As discussed at BIM30510, the approach to computing trade profits is a two-stage process as follows:

(1) Ascertain the profits of the trade for the period concerned, computed in accordance with generally accepted accounting practice.

(2) Adjust those profits in accordance with any tax rules or principles which differ from the accountancy principles.

The courts have interpreted the trade profits legislation to mean that if an item is a proper deduction according to the ordinary rules of accountancy it should be allowed unless it is expressly prohibited by legislation. In other words the courts have felt able to treat the concept of ‘profits’ as containing within itself the need to make such deductions as accounting practice would require. See Usher’s Wiltshire Brewery Ltd v Bruce [1914] 6TC399 at page 429, Atherton v British Insulated and Helsby Cables Ltd [1925] 10TC155 at page 191, and Morley v Lawford [1928] 14TC229 at page 239.

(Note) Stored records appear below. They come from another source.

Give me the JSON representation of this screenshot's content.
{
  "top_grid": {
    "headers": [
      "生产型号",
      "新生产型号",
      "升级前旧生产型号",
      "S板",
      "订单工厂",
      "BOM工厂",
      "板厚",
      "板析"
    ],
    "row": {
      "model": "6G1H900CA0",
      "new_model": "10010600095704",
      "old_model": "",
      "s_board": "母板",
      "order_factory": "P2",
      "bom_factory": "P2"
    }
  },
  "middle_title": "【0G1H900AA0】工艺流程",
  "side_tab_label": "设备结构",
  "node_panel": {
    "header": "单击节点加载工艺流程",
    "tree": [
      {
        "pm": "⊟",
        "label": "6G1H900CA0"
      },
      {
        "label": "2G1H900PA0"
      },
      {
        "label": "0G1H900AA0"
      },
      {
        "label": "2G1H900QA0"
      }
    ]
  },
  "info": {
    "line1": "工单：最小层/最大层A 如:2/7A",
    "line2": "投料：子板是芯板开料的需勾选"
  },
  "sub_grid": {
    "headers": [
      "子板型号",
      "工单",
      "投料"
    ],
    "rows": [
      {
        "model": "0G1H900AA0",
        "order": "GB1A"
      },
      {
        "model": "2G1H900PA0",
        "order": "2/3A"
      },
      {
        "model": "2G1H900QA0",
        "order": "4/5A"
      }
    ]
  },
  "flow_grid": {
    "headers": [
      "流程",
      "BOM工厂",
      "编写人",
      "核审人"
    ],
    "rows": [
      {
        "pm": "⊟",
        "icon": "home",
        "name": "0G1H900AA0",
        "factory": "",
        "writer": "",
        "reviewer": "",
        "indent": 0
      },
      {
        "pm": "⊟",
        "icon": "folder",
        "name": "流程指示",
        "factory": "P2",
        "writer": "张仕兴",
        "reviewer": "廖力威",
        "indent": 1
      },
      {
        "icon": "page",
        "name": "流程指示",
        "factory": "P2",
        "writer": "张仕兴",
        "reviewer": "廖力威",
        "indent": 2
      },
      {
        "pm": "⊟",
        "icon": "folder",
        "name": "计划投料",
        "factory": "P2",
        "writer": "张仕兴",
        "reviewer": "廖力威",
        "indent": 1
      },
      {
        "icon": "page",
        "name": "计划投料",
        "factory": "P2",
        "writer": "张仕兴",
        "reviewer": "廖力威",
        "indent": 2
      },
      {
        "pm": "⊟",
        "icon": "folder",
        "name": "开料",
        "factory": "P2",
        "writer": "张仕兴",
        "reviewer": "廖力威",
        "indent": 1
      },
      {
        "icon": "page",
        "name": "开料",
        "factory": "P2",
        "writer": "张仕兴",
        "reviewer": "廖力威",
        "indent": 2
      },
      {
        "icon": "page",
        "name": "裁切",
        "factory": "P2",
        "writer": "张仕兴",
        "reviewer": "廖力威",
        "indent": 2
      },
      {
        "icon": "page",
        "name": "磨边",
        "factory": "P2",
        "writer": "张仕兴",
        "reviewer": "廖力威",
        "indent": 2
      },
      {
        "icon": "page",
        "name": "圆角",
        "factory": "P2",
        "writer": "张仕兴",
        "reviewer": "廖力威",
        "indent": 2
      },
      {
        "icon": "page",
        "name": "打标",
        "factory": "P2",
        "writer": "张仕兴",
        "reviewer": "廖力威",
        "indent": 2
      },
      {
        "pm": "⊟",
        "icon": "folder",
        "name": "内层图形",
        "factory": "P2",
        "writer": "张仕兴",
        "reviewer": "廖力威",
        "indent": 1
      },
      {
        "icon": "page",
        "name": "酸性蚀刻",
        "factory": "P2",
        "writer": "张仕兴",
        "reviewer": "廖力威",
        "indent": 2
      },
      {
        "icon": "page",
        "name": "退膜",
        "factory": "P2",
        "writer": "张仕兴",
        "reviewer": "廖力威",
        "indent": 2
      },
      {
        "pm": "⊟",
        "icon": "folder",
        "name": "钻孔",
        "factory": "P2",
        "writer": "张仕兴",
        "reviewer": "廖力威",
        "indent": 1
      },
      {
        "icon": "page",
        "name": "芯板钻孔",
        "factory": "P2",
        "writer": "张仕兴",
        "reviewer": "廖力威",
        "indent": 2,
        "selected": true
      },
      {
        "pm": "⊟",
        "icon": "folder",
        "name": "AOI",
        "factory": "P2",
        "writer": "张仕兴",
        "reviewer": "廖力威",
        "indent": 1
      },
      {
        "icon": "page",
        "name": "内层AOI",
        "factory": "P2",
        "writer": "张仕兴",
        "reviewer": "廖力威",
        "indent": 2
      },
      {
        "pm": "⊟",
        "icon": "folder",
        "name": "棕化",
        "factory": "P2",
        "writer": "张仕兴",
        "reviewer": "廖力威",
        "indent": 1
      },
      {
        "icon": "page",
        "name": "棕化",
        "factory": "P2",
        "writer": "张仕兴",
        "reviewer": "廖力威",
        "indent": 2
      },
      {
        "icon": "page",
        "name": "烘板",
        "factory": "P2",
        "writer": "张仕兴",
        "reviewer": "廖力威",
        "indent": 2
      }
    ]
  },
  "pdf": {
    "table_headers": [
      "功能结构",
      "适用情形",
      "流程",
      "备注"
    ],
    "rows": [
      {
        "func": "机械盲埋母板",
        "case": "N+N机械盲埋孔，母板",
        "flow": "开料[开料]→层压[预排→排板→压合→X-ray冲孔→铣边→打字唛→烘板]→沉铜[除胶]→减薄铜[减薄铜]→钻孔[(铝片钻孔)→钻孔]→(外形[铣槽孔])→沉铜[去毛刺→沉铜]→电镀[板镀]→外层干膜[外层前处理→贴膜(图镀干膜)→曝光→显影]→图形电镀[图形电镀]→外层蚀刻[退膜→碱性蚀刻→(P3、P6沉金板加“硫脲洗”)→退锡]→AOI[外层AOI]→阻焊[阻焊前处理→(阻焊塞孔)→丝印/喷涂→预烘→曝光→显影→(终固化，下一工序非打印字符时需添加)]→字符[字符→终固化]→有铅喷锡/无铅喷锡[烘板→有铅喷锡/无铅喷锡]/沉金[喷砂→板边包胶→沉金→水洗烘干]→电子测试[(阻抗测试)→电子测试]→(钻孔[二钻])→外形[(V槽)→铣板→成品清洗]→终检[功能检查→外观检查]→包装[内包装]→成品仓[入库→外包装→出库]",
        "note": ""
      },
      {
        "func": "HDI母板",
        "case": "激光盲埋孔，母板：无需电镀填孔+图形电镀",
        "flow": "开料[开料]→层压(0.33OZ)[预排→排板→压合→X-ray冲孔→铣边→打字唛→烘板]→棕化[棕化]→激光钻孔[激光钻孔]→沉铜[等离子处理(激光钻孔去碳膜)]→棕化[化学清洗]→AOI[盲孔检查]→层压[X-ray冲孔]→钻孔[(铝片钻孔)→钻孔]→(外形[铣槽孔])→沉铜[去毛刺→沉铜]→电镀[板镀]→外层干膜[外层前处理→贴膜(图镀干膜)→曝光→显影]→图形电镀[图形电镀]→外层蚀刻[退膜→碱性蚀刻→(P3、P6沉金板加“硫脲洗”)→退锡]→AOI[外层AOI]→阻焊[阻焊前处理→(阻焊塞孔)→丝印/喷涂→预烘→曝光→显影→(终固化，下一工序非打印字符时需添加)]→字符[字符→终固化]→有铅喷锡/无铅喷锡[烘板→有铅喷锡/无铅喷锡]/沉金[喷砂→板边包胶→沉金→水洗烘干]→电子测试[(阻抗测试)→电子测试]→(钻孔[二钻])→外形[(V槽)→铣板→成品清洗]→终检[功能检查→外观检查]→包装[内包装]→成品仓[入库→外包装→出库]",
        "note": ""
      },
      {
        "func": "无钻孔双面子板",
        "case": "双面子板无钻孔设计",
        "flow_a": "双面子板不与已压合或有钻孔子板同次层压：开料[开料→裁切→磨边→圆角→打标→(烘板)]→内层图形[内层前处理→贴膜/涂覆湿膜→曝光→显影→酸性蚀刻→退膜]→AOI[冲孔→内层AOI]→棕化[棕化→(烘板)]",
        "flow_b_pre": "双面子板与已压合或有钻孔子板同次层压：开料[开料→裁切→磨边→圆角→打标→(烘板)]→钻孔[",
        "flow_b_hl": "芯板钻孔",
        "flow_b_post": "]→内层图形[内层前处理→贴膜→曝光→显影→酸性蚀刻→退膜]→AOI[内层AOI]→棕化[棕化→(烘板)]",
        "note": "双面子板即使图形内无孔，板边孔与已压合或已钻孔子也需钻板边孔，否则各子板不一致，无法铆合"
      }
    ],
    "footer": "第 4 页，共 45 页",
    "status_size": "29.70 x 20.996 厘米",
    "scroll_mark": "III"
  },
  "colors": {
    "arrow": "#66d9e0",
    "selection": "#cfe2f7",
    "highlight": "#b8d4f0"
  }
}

There are also statutory rules which restrict or allow deductions - see BIM42060 and BIM42070 respectively. The relationship between rules which restrict deductions and those which allow deductions is considered at BIM42080. There are also a number of deductions rules which apply only to particular types of trade. These are described in the section of the guidance dealing with particular trades at BIM50000 onwards.

The statutory rules do not attempt to provide an exhaustive list of allowable deductions. In essence, if there are no relevant tax rules or principles which affect a particular case, accountancy principles will determine whether and when a deduction is allowed.

Further guidance on specific deductions is at BIM42500 onwards. For the time at which deductions are allowed, see BIM42200 onwards.